PANAMA CITY, Fla. - Nearly 120 Airmen and six F-15C Eagles from the Oregon Air National Guard’s 173rd Fighter Wing traveled to Tyndall Air Force Base in the Florida panhandle to train with live missiles over the Gulf of Mexico March 9-23.

Called the Weapons Systems Evaluation Program, or WSEP, fighter units from around the country make the trip for the valuable training.

“WSEP provides our pilots an opportunity to fire live missiles, and most importantly, it lets us train all of our capabilities leading up to that moment,” said Lt. Col. Tyler Cox, the 114th Fighter Squadron commander.

Senior Master Sgt. Ryan Manfull, the production superintendent for the trip, ensured the aircraft arrived on time and ready to fly and — with a team of maintainers — made sure they stayed that way for the duration of the trip.

“There are a lot of moving pieces to make a TDY happen,” he said. “Having limited resources, parts and equipment, it takes everyone working together in an ‘all-hands-on-deck’ work environment to make the mission happen off-station.”

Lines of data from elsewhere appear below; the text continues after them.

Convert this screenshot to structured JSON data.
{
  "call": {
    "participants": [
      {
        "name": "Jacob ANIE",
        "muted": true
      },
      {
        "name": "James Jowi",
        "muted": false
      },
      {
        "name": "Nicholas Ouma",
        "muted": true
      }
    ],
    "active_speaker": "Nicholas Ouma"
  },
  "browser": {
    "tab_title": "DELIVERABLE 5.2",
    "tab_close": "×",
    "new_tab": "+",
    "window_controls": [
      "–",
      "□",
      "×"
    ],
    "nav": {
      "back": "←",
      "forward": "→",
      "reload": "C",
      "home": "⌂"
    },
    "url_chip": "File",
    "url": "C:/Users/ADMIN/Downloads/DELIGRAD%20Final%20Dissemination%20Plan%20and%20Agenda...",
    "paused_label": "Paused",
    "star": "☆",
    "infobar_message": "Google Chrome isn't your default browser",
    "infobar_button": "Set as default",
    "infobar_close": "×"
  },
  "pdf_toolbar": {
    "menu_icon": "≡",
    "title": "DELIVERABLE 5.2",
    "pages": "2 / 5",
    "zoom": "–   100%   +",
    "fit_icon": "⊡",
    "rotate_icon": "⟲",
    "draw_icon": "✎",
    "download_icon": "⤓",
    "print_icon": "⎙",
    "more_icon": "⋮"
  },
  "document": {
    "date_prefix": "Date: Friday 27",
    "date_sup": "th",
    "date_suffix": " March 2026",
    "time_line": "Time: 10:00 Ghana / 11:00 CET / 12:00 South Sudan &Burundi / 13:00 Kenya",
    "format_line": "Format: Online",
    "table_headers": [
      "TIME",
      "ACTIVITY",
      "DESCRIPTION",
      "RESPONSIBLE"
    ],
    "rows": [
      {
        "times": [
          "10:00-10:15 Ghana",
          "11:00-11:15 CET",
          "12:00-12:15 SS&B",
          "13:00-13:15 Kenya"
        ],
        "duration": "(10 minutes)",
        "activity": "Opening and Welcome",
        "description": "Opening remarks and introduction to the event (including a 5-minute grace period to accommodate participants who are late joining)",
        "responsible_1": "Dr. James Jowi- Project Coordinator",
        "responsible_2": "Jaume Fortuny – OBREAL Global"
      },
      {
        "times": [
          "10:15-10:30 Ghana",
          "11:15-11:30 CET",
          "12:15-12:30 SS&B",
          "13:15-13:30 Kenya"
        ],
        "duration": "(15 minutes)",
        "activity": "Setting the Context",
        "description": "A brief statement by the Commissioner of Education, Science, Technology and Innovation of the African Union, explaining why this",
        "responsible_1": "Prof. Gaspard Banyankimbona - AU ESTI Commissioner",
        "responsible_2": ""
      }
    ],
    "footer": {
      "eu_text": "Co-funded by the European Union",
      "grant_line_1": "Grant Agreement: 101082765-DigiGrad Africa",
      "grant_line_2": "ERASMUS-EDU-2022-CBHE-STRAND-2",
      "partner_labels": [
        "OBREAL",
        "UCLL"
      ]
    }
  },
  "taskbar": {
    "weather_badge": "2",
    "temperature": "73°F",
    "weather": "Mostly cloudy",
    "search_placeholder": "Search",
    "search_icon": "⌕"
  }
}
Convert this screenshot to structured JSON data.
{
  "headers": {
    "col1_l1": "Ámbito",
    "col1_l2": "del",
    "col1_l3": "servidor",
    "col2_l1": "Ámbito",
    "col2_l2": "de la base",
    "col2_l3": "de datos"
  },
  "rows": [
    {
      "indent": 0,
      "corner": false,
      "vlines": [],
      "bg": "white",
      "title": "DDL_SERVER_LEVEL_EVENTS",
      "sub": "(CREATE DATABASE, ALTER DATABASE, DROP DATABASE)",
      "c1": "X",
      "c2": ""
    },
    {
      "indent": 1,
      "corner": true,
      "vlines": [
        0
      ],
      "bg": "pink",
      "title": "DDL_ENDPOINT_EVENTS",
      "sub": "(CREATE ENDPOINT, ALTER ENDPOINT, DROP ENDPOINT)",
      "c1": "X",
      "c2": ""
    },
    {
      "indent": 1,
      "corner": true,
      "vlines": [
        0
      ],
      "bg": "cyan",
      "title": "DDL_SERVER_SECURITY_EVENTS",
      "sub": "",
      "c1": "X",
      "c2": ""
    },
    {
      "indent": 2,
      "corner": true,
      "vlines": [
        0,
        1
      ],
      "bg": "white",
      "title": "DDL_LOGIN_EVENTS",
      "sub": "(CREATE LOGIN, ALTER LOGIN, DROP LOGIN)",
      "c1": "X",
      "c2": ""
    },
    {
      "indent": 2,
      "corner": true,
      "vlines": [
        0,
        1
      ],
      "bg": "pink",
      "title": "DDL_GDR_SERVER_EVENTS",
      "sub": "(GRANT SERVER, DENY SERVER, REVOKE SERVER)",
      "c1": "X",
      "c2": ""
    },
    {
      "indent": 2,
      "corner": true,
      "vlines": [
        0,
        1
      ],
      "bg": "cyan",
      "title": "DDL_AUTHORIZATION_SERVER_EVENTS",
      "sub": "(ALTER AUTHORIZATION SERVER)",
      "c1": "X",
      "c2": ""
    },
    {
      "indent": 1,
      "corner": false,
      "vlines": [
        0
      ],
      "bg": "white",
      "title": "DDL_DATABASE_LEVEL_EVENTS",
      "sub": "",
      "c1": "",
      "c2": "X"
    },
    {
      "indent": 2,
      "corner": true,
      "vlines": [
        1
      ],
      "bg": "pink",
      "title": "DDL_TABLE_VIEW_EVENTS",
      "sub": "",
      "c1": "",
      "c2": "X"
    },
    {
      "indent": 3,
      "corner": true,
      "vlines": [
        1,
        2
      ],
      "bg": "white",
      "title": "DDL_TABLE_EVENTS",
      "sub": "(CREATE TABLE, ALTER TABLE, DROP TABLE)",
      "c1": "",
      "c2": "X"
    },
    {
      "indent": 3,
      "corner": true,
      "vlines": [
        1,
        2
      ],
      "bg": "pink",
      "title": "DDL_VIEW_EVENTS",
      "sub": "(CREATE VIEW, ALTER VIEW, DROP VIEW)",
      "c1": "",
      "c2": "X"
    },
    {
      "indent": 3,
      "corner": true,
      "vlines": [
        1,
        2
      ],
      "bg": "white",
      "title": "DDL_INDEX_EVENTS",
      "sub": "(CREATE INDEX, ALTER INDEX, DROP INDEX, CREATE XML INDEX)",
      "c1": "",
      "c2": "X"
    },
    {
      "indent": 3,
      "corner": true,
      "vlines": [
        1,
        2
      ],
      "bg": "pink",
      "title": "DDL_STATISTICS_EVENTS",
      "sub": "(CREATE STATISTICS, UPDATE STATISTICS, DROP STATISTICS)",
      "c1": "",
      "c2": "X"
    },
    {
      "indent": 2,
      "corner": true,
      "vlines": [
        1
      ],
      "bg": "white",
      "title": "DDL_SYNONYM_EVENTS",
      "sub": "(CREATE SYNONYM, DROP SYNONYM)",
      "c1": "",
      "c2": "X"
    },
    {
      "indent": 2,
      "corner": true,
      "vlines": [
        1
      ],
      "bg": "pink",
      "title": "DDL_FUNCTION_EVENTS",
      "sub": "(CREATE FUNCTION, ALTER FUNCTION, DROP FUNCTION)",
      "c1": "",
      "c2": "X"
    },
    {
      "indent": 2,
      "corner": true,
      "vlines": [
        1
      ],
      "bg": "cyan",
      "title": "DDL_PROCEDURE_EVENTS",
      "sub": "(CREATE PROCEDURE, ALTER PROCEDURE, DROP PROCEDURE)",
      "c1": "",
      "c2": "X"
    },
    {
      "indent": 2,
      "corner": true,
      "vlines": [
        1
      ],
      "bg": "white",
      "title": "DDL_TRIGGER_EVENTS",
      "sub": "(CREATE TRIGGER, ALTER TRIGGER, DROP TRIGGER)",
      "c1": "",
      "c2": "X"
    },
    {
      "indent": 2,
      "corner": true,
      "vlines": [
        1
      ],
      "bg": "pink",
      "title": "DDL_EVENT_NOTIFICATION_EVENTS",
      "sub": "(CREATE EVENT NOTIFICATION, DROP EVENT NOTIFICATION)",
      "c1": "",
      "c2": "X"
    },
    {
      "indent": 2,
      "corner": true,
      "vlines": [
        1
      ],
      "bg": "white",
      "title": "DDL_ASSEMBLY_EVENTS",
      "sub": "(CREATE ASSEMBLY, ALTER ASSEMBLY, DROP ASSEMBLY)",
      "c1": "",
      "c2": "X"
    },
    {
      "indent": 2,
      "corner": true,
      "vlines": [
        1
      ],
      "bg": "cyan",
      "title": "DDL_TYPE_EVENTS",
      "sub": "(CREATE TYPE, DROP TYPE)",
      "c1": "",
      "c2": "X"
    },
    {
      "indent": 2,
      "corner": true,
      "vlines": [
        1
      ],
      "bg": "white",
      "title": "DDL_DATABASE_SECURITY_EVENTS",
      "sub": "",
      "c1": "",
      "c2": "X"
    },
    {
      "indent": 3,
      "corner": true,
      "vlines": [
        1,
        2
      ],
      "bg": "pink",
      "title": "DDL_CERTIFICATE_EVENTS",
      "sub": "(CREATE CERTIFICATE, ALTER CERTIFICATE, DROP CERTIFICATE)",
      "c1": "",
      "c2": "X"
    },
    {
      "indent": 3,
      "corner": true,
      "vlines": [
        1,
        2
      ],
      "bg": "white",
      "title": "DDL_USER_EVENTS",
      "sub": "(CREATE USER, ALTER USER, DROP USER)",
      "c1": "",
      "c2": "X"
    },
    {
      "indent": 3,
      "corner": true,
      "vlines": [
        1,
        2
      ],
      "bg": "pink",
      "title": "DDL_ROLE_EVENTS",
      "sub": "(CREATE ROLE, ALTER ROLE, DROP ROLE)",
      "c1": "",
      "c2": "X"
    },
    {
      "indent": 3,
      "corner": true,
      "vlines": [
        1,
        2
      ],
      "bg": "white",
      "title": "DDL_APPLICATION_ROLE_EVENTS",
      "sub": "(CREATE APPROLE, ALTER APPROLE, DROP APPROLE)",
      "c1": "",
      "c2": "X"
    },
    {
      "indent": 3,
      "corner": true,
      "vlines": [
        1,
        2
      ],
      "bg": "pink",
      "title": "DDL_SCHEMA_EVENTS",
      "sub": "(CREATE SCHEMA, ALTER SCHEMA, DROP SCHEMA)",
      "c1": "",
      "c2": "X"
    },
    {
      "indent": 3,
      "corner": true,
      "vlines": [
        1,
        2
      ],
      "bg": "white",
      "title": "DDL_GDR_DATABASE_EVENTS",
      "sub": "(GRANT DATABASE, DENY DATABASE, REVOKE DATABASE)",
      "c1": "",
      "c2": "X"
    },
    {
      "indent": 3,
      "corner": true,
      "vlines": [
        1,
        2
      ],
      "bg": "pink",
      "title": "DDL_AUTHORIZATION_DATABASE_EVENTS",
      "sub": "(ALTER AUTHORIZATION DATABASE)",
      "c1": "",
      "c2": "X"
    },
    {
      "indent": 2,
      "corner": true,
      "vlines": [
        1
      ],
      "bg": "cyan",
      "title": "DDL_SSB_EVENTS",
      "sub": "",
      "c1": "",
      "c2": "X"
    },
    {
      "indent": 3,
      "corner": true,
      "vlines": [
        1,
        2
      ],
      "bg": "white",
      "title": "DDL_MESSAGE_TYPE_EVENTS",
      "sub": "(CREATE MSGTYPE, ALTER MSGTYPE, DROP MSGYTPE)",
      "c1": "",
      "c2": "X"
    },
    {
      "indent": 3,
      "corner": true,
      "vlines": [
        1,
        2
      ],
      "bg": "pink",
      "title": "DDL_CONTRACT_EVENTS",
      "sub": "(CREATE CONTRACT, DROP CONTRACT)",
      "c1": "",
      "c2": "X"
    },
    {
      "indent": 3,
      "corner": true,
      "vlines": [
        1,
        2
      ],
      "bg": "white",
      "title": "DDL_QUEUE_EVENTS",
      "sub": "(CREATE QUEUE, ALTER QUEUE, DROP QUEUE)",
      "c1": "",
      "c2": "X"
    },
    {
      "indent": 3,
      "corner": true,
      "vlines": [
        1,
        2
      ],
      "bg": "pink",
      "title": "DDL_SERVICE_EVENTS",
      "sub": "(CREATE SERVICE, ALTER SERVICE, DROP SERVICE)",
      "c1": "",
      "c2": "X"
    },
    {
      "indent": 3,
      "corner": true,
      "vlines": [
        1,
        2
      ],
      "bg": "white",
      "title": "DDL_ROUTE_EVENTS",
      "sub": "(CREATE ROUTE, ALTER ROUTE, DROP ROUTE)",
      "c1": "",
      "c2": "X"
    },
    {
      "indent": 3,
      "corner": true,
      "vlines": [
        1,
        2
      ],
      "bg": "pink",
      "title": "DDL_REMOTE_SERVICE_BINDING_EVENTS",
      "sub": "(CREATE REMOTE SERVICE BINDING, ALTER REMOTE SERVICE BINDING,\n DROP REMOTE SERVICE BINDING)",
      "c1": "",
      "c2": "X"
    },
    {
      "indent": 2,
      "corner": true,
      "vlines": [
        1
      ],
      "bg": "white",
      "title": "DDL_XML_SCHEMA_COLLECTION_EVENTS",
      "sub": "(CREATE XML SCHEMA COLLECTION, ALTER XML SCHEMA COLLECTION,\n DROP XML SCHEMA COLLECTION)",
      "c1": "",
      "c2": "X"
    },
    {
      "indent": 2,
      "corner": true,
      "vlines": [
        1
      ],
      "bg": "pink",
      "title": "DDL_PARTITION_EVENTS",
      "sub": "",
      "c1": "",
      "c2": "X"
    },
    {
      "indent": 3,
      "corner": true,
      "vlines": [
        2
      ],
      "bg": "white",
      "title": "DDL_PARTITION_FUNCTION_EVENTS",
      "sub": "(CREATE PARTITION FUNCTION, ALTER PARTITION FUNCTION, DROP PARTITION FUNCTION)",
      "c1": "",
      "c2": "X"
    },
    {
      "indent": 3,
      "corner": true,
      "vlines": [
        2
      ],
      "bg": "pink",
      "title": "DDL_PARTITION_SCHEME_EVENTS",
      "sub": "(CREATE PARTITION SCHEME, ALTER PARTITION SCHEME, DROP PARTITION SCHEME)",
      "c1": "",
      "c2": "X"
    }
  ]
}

The most visible piece of the mission is “ready, ready, fox” — the moment a pilot touches off an air-to-air missile and communicates it over the radio.

“That moment represents the efforts of 118 Kingsley Airmen getting the jets here, building and loading the missiles and keeping the jets flying for the two-week duration, something they did exceptionally well,” said Cox.

For the Airmen of the weapons element, it was a step closer to their mission in the battle space.

“Attending the Weapons System Evaluation Program gives the weapons element the ability to showcase what we train to do in a combat environment,” said Chief Master Sgt. Michael Cooper, the 173rd Fighter Wing weapons manager. “It provides our load crews a chance to ... handle live, forward-firing munitions, an experience far different than handling inert training munitions.”

WSEP is also an inspection. Cooper’s 16 Airmen passed 30 specific inspections without a single write-up. They loaded nine missiles, and each fired as planned.

“Achieving a 100% missile fire rate not only shows the proficiency of our load crews but the reliability and high standards we maintain on the aging F-15C/D weapons system,” he said.

Manfull said the team was scheduled to fly 56 sorties but generated 60 despite various aircraft maintenance issues.

For the uninitiated, it seems perhaps anti-climactic that this mission went off without a hitch, observed Senior Master Sgt. Randy Stacey, the deployment maintenance chief. But considering the effect of totally different weather on older airframes that transited the entire continental U.S. the day before the main contingent and the number of moving parts involved, it represents a cohesive effort on many fronts.

“The most satisfying part of the experience was watching everyone come together, motivated for Kingsley’s success, and seeing them deliver,” Stacey said.